Note: To print the build-id of an existing library, use either one of file <LIBRARY> or readelf -n <LIBRARY> | grep "Build ID"
The symbols package must use the directory layout typical of .build-id directories used to store debug information in separate files{: .external}. This means that each file must be stored as <xx>/<xxxxxxxxxx>.debug, where <xx> and <xxxxxxxxx> are hex strings derived from the build-id hash value, of the unstripped binary. Each such file should match one stripped ELF binary with the same build-id from the original package.
Note: The symbols package should not include a top-level .build-id directory.
The symbols package must use the same version identifiers (tags) as the original CIPD package they refer to. This allows them to be rolled together.
If several CIPD packages that contain stripped ELF binaries are rolled together (using the same version identifiers), then grouping the debug symbols for all of them in a single CIPD symbols package is acceptable, but not required.
The CIPD path for the symbols package should include the -debug-symbols-<ARCH> suffix, E.g. myproject/fuchsia/mypackage-debug-symbols-amd64 contains the symbols for the myproject/fuchsia/mypackage-amd64 prebuilt package.
The Jiri checkout path for all symbols package must be ${FUCHSIA_DIR}/prebuilt/.build-id.
This example shows the directory structure of a CIPD symbols package with unstripped ELF binaries:
1d/ bca0bd1be33e19.debug 1f/ 512abdcbe453ee.debug 90dd45623deab1.debug 2b/ 0e519bcf3942dd.debug 3d/ aca0b11beff127.debug 5b/ 66bc85af2da641697328996cbc04d62b84fc58.debug
The usual way to generate this package is to:
Compile all your ELF binaries with DWARF debug information (e.g. passing the -g flag to the compiler, even in release mode).
Ensure the ELF binaries include an NT_GNU_BUILD_ID note. This is the default on recent GCC versions and the Fuchsia prebuilt Clang toolchain, but regular Clang requires passing a special flag to the linker (i.e. -Wl,--build-id).

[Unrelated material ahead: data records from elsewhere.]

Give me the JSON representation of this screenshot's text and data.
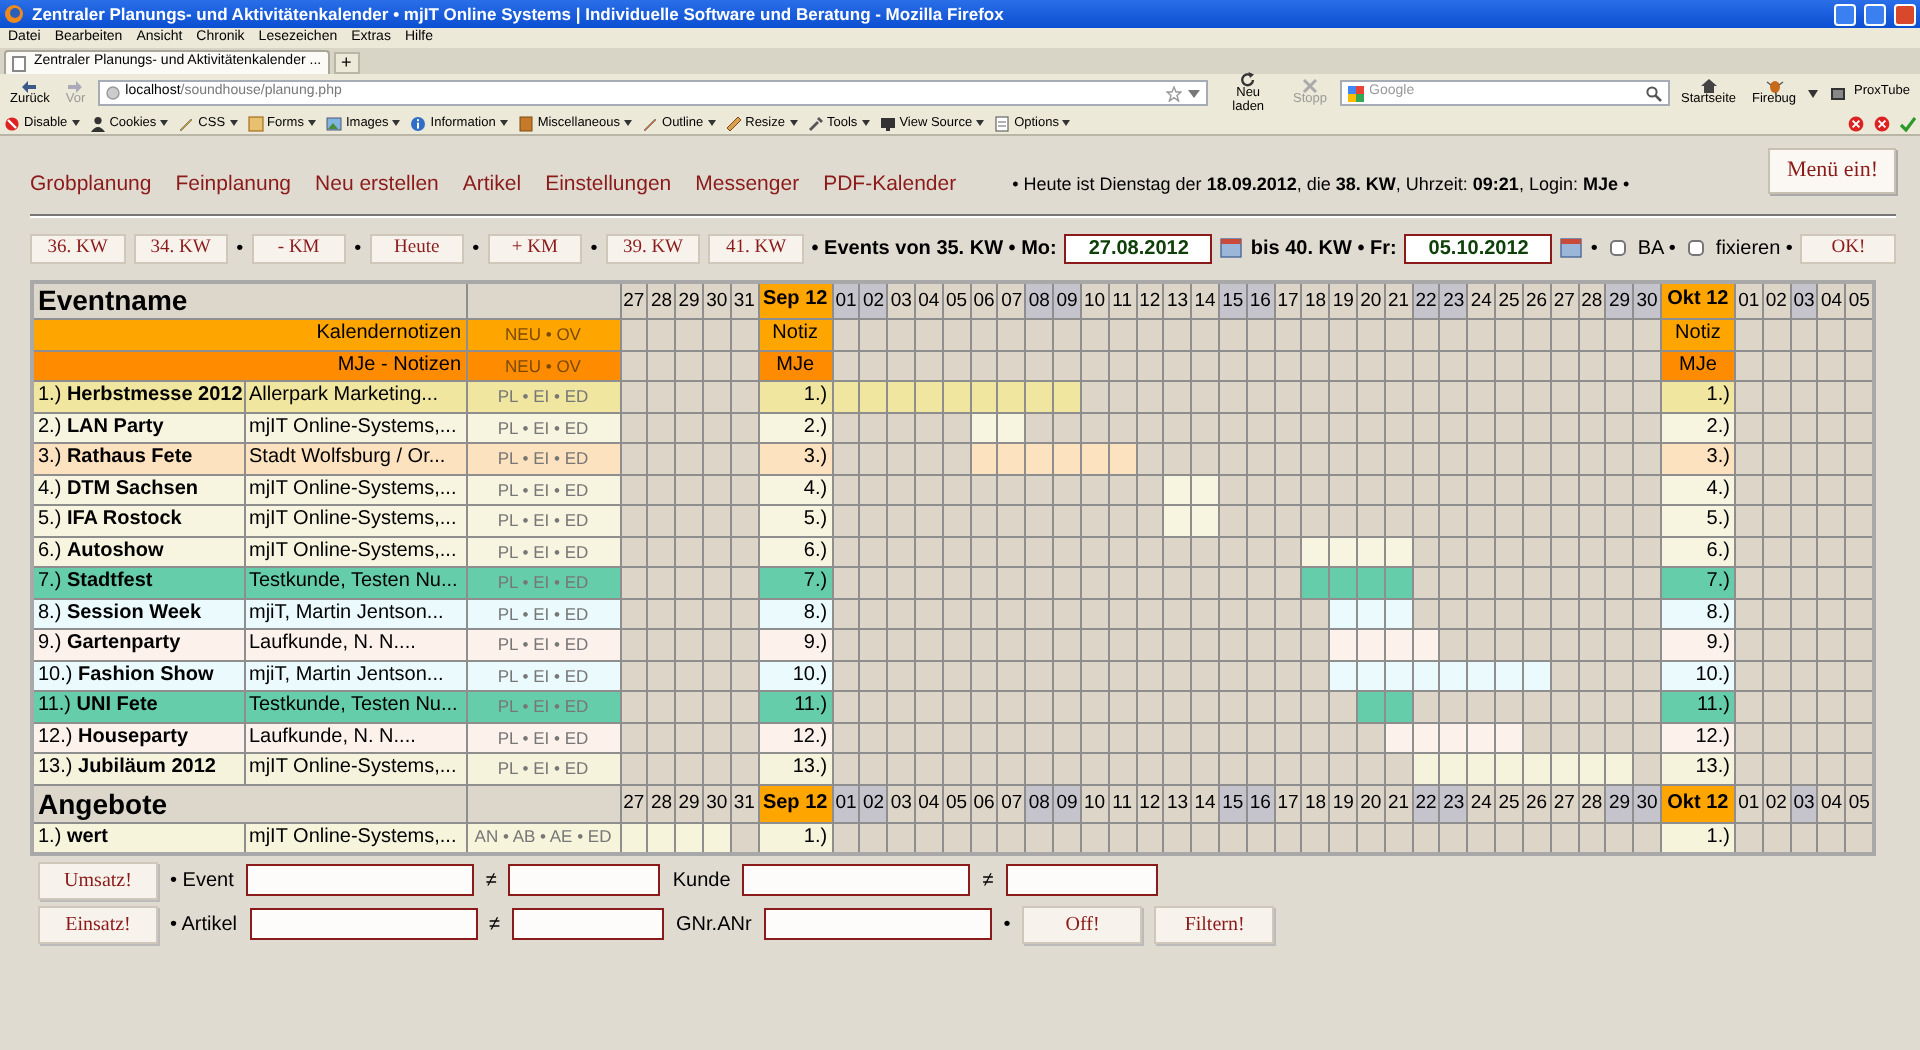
{
  "browser": {
    "title": "Zentraler Planungs- und Aktivitätenkalender • mjIT Online Systems | Individuelle Software und Beratung - Mozilla Firefox",
    "menu": [
      "Datei",
      "Bearbeiten",
      "Ansicht",
      "Chronik",
      "Lesezeichen",
      "Extras",
      "Hilfe"
    ],
    "tabs": [
      {
        "label": "Zentraler Planungs- und Aktivitätenkalender ...",
        "selected": true
      }
    ],
    "new_tab": "+",
    "nav_left": [
      {
        "label": "Zurück",
        "disabled": false
      },
      {
        "label": "Vor",
        "disabled": true
      }
    ],
    "url": {
      "host": "localhost",
      "path": "/soundhouse/planung.php"
    },
    "nav_mid": [
      {
        "label": "Neu laden",
        "disabled": false
      },
      {
        "label": "Stopp",
        "disabled": true
      }
    ],
    "search": {
      "placeholder": "Google"
    },
    "nav_right": [
      {
        "label": "Startseite"
      },
      {
        "label": "Firebug"
      }
    ],
    "addon": "ProxTube",
    "devtools": [
      "Disable",
      "Cookies",
      "CSS",
      "Forms",
      "Images",
      "Information",
      "Miscellaneous",
      "Outline",
      "Resize",
      "Tools",
      "View Source",
      "Options"
    ]
  },
  "nav_links": [
    "Grobplanung",
    "Feinplanung",
    "Neu erstellen",
    "Artikel",
    "Einstellungen",
    "Messenger",
    "PDF-Kalender"
  ],
  "status_text": "• Heute ist Dienstag der **18.09.2012**, die **38. KW**, Uhrzeit: **09:21**, Login: **MJe** •",
  "menu_button": "Menü ein!",
  "toolbar": [
    {
      "kind": "button",
      "label": "36. KW"
    },
    {
      "kind": "button",
      "label": "34. KW"
    },
    {
      "kind": "text",
      "label": "•",
      "bold": false
    },
    {
      "kind": "button",
      "label": "- KM"
    },
    {
      "kind": "text",
      "label": "•",
      "bold": false
    },
    {
      "kind": "button",
      "label": "Heute"
    },
    {
      "kind": "text",
      "label": "•",
      "bold": false
    },
    {
      "kind": "button",
      "label": "+ KM"
    },
    {
      "kind": "text",
      "label": "•",
      "bold": false
    },
    {
      "kind": "button",
      "label": "39. KW"
    },
    {
      "kind": "button",
      "label": "41. KW"
    },
    {
      "kind": "text",
      "label": "• Events von 35. KW • Mo:",
      "bold": true
    },
    {
      "kind": "date",
      "value": "27.08.2012"
    },
    {
      "kind": "text",
      "label": "bis 40. KW • Fr:",
      "bold": true
    },
    {
      "kind": "date",
      "value": "05.10.2012"
    },
    {
      "kind": "text",
      "label": "•",
      "bold": false
    },
    {
      "kind": "checkbox",
      "checked": false
    },
    {
      "kind": "text",
      "label": "BA •",
      "bold": false
    },
    {
      "kind": "checkbox",
      "checked": false
    },
    {
      "kind": "text",
      "label": "fixieren •",
      "bold": false
    },
    {
      "kind": "button",
      "label": "OK!"
    }
  ],
  "events": {
    "header": "Eventname",
    "columns": [
      {
        "kind": "day",
        "label": "27",
        "weekend": false
      },
      {
        "kind": "day",
        "label": "28",
        "weekend": false
      },
      {
        "kind": "day",
        "label": "29",
        "weekend": false
      },
      {
        "kind": "day",
        "label": "30",
        "weekend": false
      },
      {
        "kind": "day",
        "label": "31",
        "weekend": false
      },
      {
        "kind": "month",
        "label": "Sep 12"
      },
      {
        "kind": "day",
        "label": "01",
        "weekend": true
      },
      {
        "kind": "day",
        "label": "02",
        "weekend": true
      },
      {
        "kind": "day",
        "label": "03",
        "weekend": false
      },
      {
        "kind": "day",
        "label": "04",
        "weekend": false
      },
      {
        "kind": "day",
        "label": "05",
        "weekend": false
      },
      {
        "kind": "day",
        "label": "06",
        "weekend": false
      },
      {
        "kind": "day",
        "label": "07",
        "weekend": false
      },
      {
        "kind": "day",
        "label": "08",
        "weekend": true
      },
      {
        "kind": "day",
        "label": "09",
        "weekend": true
      },
      {
        "kind": "day",
        "label": "10",
        "weekend": false
      },
      {
        "kind": "day",
        "label": "11",
        "weekend": false
      },
      {
        "kind": "day",
        "label": "12",
        "weekend": false
      },
      {
        "kind": "day",
        "label": "13",
        "weekend": false
      },
      {
        "kind": "day",
        "label": "14",
        "weekend": false
      },
      {
        "kind": "day",
        "label": "15",
        "weekend": true
      },
      {
        "kind": "day",
        "label": "16",
        "weekend": true
      },
      {
        "kind": "day",
        "label": "17",
        "weekend": false
      },
      {
        "kind": "day",
        "label": "18",
        "weekend": false
      },
      {
        "kind": "day",
        "label": "19",
        "weekend": false
      },
      {
        "kind": "day",
        "label": "20",
        "weekend": false
      },
      {
        "kind": "day",
        "label": "21",
        "weekend": false
      },
      {
        "kind": "day",
        "label": "22",
        "weekend": true
      },
      {
        "kind": "day",
        "label": "23",
        "weekend": true
      },
      {
        "kind": "day",
        "label": "24",
        "weekend": false
      },
      {
        "kind": "day",
        "label": "25",
        "weekend": false
      },
      {
        "kind": "day",
        "label": "26",
        "weekend": false
      },
      {
        "kind": "day",
        "label": "27",
        "weekend": false
      },
      {
        "kind": "day",
        "label": "28",
        "weekend": false
      },
      {
        "kind": "day",
        "label": "29",
        "weekend": true
      },
      {
        "kind": "day",
        "label": "30",
        "weekend": true
      },
      {
        "kind": "month",
        "label": "Okt 12"
      },
      {
        "kind": "day",
        "label": "01",
        "weekend": false
      },
      {
        "kind": "day",
        "label": "02",
        "weekend": false
      },
      {
        "kind": "day",
        "label": "03",
        "weekend": true
      },
      {
        "kind": "day",
        "label": "04",
        "weekend": false
      },
      {
        "kind": "day",
        "label": "05",
        "weekend": false
      }
    ],
    "note_rows": [
      {
        "label": "Kalendernotizen",
        "actions": "NEU • OV",
        "month_cells": [
          "Notiz",
          "Notiz"
        ],
        "color": "#ffa500"
      },
      {
        "label": "MJe - Notizen",
        "actions": "NEU • OV",
        "month_cells": [
          "MJe",
          "MJe"
        ],
        "color": "#ff8c00"
      }
    ],
    "rows": [
      {
        "label": "1.) **Herbstmesse 2012**",
        "customer": "Allerpark Marketing...",
        "actions": "PL • EI • ED",
        "month_cells": [
          "1.)",
          "1.)"
        ],
        "color": "#f0e6a0",
        "cells": [
          false,
          false,
          false,
          false,
          false,
          true,
          true,
          true,
          true,
          true,
          true,
          true,
          true,
          true,
          false,
          false,
          false,
          false,
          false,
          false,
          false,
          false,
          false,
          false,
          false,
          false,
          false,
          false,
          false,
          false,
          false,
          false,
          false,
          false,
          false,
          false,
          false,
          false,
          false,
          false
        ]
      },
      {
        "label": "2.) **LAN Party**",
        "customer": "mjIT Online-Systems,...",
        "actions": "PL • EI • ED",
        "month_cells": [
          "2.)",
          "2.)"
        ],
        "color": "#f7f5e0",
        "cells": [
          false,
          false,
          false,
          false,
          false,
          false,
          false,
          false,
          false,
          false,
          true,
          true,
          false,
          false,
          false,
          false,
          false,
          false,
          false,
          false,
          false,
          false,
          false,
          false,
          false,
          false,
          false,
          false,
          false,
          false,
          false,
          false,
          false,
          false,
          false,
          false,
          false,
          false,
          false,
          false
        ]
      },
      {
        "label": "3.) **Rathaus Fete**",
        "customer": "Stadt Wolfsburg / Or...",
        "actions": "PL • EI • ED",
        "month_cells": [
          "3.)",
          "3.)"
        ],
        "color": "#fde2bf",
        "cells": [
          false,
          false,
          false,
          false,
          false,
          false,
          false,
          false,
          false,
          false,
          true,
          true,
          true,
          true,
          true,
          true,
          false,
          false,
          false,
          false,
          false,
          false,
          false,
          false,
          false,
          false,
          false,
          false,
          false,
          false,
          false,
          false,
          false,
          false,
          false,
          false,
          false,
          false,
          false,
          false
        ]
      },
      {
        "label": "4.) **DTM Sachsen**",
        "customer": "mjIT Online-Systems,...",
        "actions": "PL • EI • ED",
        "month_cells": [
          "4.)",
          "4.)"
        ],
        "color": "#f7f5e0",
        "cells": [
          false,
          false,
          false,
          false,
          false,
          false,
          false,
          false,
          false,
          false,
          false,
          false,
          false,
          false,
          false,
          false,
          false,
          true,
          true,
          false,
          false,
          false,
          false,
          false,
          false,
          false,
          false,
          false,
          false,
          false,
          false,
          false,
          false,
          false,
          false,
          false,
          false,
          false,
          false,
          false
        ]
      },
      {
        "label": "5.) **IFA Rostock**",
        "customer": "mjIT Online-Systems,...",
        "actions": "PL • EI • ED",
        "month_cells": [
          "5.)",
          "5.)"
        ],
        "color": "#f7f5e0",
        "cells": [
          false,
          false,
          false,
          false,
          false,
          false,
          false,
          false,
          false,
          false,
          false,
          false,
          false,
          false,
          false,
          false,
          false,
          true,
          true,
          false,
          false,
          false,
          false,
          false,
          false,
          false,
          false,
          false,
          false,
          false,
          false,
          false,
          false,
          false,
          false,
          false,
          false,
          false,
          false,
          false
        ]
      },
      {
        "label": "6.) **Autoshow**",
        "customer": "mjIT Online-Systems,...",
        "actions": "PL • EI • ED",
        "month_cells": [
          "6.)",
          "6.)"
        ],
        "color": "#f7f5e0",
        "cells": [
          false,
          false,
          false,
          false,
          false,
          false,
          false,
          false,
          false,
          false,
          false,
          false,
          false,
          false,
          false,
          false,
          false,
          false,
          false,
          false,
          false,
          false,
          true,
          true,
          true,
          true,
          false,
          false,
          false,
          false,
          false,
          false,
          false,
          false,
          false,
          false,
          false,
          false,
          false,
          false
        ]
      },
      {
        "label": "7.) **Stadtfest**",
        "customer": "Testkunde, Testen Nu...",
        "actions": "PL • EI • ED",
        "month_cells": [
          "7.)",
          "7.)"
        ],
        "color": "#66cdaa",
        "cells": [
          false,
          false,
          false,
          false,
          false,
          false,
          false,
          false,
          false,
          false,
          false,
          false,
          false,
          false,
          false,
          false,
          false,
          false,
          false,
          false,
          false,
          false,
          true,
          true,
          true,
          true,
          false,
          false,
          false,
          false,
          false,
          false,
          false,
          false,
          false,
          false,
          false,
          false,
          false,
          false
        ]
      },
      {
        "label": "8.) **Session Week**",
        "customer": "mjiT, Martin Jentson...",
        "actions": "PL • EI • ED",
        "month_cells": [
          "8.)",
          "8.)"
        ],
        "color": "#ebfafc",
        "cells": [
          false,
          false,
          false,
          false,
          false,
          false,
          false,
          false,
          false,
          false,
          false,
          false,
          false,
          false,
          false,
          false,
          false,
          false,
          false,
          false,
          false,
          false,
          false,
          true,
          true,
          true,
          false,
          false,
          false,
          false,
          false,
          false,
          false,
          false,
          false,
          false,
          false,
          false,
          false,
          false
        ]
      },
      {
        "label": "9.) **Gartenparty**",
        "customer": "Laufkunde, N. N....",
        "actions": "PL • EI • ED",
        "month_cells": [
          "9.)",
          "9.)"
        ],
        "color": "#fdf1ec",
        "cells": [
          false,
          false,
          false,
          false,
          false,
          false,
          false,
          false,
          false,
          false,
          false,
          false,
          false,
          false,
          false,
          false,
          false,
          false,
          false,
          false,
          false,
          false,
          false,
          true,
          true,
          true,
          true,
          false,
          false,
          false,
          false,
          false,
          false,
          false,
          false,
          false,
          false,
          false,
          false,
          false
        ]
      },
      {
        "label": "10.) **Fashion Show**",
        "customer": "mjiT, Martin Jentson...",
        "actions": "PL • EI • ED",
        "month_cells": [
          "10.)",
          "10.)"
        ],
        "color": "#ebfafc",
        "cells": [
          false,
          false,
          false,
          false,
          false,
          false,
          false,
          false,
          false,
          false,
          false,
          false,
          false,
          false,
          false,
          false,
          false,
          false,
          false,
          false,
          false,
          false,
          false,
          true,
          true,
          true,
          true,
          true,
          true,
          true,
          true,
          false,
          false,
          false,
          false,
          false,
          false,
          false,
          false,
          false
        ]
      },
      {
        "label": "11.) **UNI Fete**",
        "customer": "Testkunde, Testen Nu...",
        "actions": "PL • EI • ED",
        "month_cells": [
          "11.)",
          "11.)"
        ],
        "color": "#66cdaa",
        "cells": [
          false,
          false,
          false,
          false,
          false,
          false,
          false,
          false,
          false,
          false,
          false,
          false,
          false,
          false,
          false,
          false,
          false,
          false,
          false,
          false,
          false,
          false,
          false,
          false,
          true,
          true,
          false,
          false,
          false,
          false,
          false,
          false,
          false,
          false,
          false,
          false,
          false,
          false,
          false,
          false
        ]
      },
      {
        "label": "12.) **Houseparty**",
        "customer": "Laufkunde, N. N....",
        "actions": "PL • EI • ED",
        "month_cells": [
          "12.)",
          "12.)"
        ],
        "color": "#fdf1ec",
        "cells": [
          false,
          false,
          false,
          false,
          false,
          false,
          false,
          false,
          false,
          false,
          false,
          false,
          false,
          false,
          false,
          false,
          false,
          false,
          false,
          false,
          false,
          false,
          false,
          false,
          false,
          true,
          true,
          true,
          true,
          true,
          false,
          false,
          false,
          false,
          false,
          false,
          false,
          false,
          false,
          false
        ]
      },
      {
        "label": "13.) **Jubiläum 2012**",
        "customer": "mjIT Online-Systems,...",
        "actions": "PL • EI • ED",
        "month_cells": [
          "13.)",
          "13.)"
        ],
        "color": "#f5f3dc",
        "cells": [
          false,
          false,
          false,
          false,
          false,
          false,
          false,
          false,
          false,
          false,
          false,
          false,
          false,
          false,
          false,
          false,
          false,
          false,
          false,
          false,
          false,
          false,
          false,
          false,
          false,
          false,
          true,
          true,
          true,
          true,
          true,
          true,
          true,
          true,
          false,
          false,
          false,
          false,
          false,
          false
        ]
      }
    ]
  },
  "offers": {
    "header": "Angebote",
    "columns": [
      {
        "kind": "day",
        "label": "27",
        "weekend": false
      },
      {
        "kind": "day",
        "label": "28",
        "weekend": false
      },
      {
        "kind": "day",
        "label": "29",
        "weekend": false
      },
      {
        "kind": "day",
        "label": "30",
        "weekend": false
      },
      {
        "kind": "day",
        "label": "31",
        "weekend": false
      },
      {
        "kind": "month",
        "label": "Sep 12"
      },
      {
        "kind": "day",
        "label": "01",
        "weekend": true
      },
      {
        "kind": "day",
        "label": "02",
        "weekend": true
      },
      {
        "kind": "day",
        "label": "03",
        "weekend": false
      },
      {
        "kind": "day",
        "label": "04",
        "weekend": false
      },
      {
        "kind": "day",
        "label": "05",
        "weekend": false
      },
      {
        "kind": "day",
        "label": "06",
        "weekend": false
      },
      {
        "kind": "day",
        "label": "07",
        "weekend": false
      },
      {
        "kind": "day",
        "label": "08",
        "weekend": true
      },
      {
        "kind": "day",
        "label": "09",
        "weekend": true
      },
      {
        "kind": "day",
        "label": "10",
        "weekend": false
      },
      {
        "kind": "day",
        "label": "11",
        "weekend": false
      },
      {
        "kind": "day",
        "label": "12",
        "weekend": false
      },
      {
        "kind": "day",
        "label": "13",
        "weekend": false
      },
      {
        "kind": "day",
        "label": "14",
        "weekend": false
      },
      {
        "kind": "day",
        "label": "15",
        "weekend": true
      },
      {
        "kind": "day",
        "label": "16",
        "weekend": true
      },
      {
        "kind": "day",
        "label": "17",
        "weekend": false
      },
      {
        "kind": "day",
        "label": "18",
        "weekend": false
      },
      {
        "kind": "day",
        "label": "19",
        "weekend": false
      },
      {
        "kind": "day",
        "label": "20",
        "weekend": false
      },
      {
        "kind": "day",
        "label": "21",
        "weekend": false
      },
      {
        "kind": "day",
        "label": "22",
        "weekend": true
      },
      {
        "kind": "day",
        "label": "23",
        "weekend": true
      },
      {
        "kind": "day",
        "label": "24",
        "weekend": false
      },
      {
        "kind": "day",
        "label": "25",
        "weekend": false
      },
      {
        "kind": "day",
        "label": "26",
        "weekend": false
      },
      {
        "kind": "day",
        "label": "27",
        "weekend": false
      },
      {
        "kind": "day",
        "label": "28",
        "weekend": false
      },
      {
        "kind": "day",
        "label": "29",
        "weekend": true
      },
      {
        "kind": "day",
        "label": "30",
        "weekend": true
      },
      {
        "kind": "month",
        "label": "Okt 12"
      },
      {
        "kind": "day",
        "label": "01",
        "weekend": false
      },
      {
        "kind": "day",
        "label": "02",
        "weekend": false
      },
      {
        "kind": "day",
        "label": "03",
        "weekend": true
      },
      {
        "kind": "day",
        "label": "04",
        "weekend": false
      },
      {
        "kind": "day",
        "label": "05",
        "weekend": false
      }
    ],
    "rows": [
      {
        "label": "1.) **wert**",
        "customer": "mjIT Online-Systems,...",
        "actions": "AN • AB • AE • ED",
        "month_cells": [
          "1.)",
          "1.)"
        ],
        "color": "#f7f4dc",
        "cells": [
          true,
          true,
          true,
          true,
          false,
          false,
          false,
          false,
          false,
          false,
          false,
          false,
          false,
          false,
          false,
          false,
          false,
          false,
          false,
          false,
          false,
          false,
          false,
          false,
          false,
          false,
          false,
          false,
          false,
          false,
          false,
          false,
          false,
          false,
          false,
          false,
          false,
          false,
          false,
          false
        ]
      }
    ]
  },
  "filters": [
    [
      {
        "kind": "button",
        "label": "Umsatz!"
      },
      {
        "kind": "text",
        "label": "• Event"
      },
      {
        "kind": "input"
      },
      {
        "kind": "not_equal",
        "label": "≠"
      },
      {
        "kind": "input"
      },
      {
        "kind": "text",
        "label": "Kunde"
      },
      {
        "kind": "input"
      },
      {
        "kind": "not_equal",
        "label": "≠"
      },
      {
        "kind": "input"
      }
    ],
    [
      {
        "kind": "button",
        "label": "Einsatz!"
      },
      {
        "kind": "text",
        "label": "• Artikel"
      },
      {
        "kind": "input"
      },
      {
        "kind": "not_equal",
        "label": "≠"
      },
      {
        "kind": "input"
      },
      {
        "kind": "text",
        "label": "GNr.ANr"
      },
      {
        "kind": "input"
      },
      {
        "kind": "text",
        "label": "•"
      },
      {
        "kind": "button",
        "label": "Off!"
      },
      {
        "kind": "button",
        "label": "Filtern!"
      }
    ]
  ]
}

It is possible to generate the stripped binary and the corresponding build id directories with a single call to llvm-objcopy as in:
# Copy out/libfoo.so to symbols/<xx>/<xxxxxxx>.debug according to its # `build-id` value (requires the library to be linked with -Wl,--build-id when # using Clang), and also copy the stripped version of the library to # stripped/libfoo.so # # NOTE: To strip executables, instead of libraries, replace --strip-all below # with --strip-sections # UNSTRIPPED_LIB=out/libfoo.so STRIPPED_LIB=stripped/libfoo.so SYMBOLS_DIR=./symbols llvm-objcopy --strip-all \ --build-id-link-dir="${SYMBOLS_DIR}" \ --build-id-link-input=.debug \ "${UNSTRIPPED_LIB}" "${STRIPPED_LIB}"
Repeat as many times as necessary to populate the symbols/ directory, then upload its content (i.e. files under symbols/) as your symbols package.
Do not forget to copy the content of the stripped/ directory to your prebuilt CIPD package as well.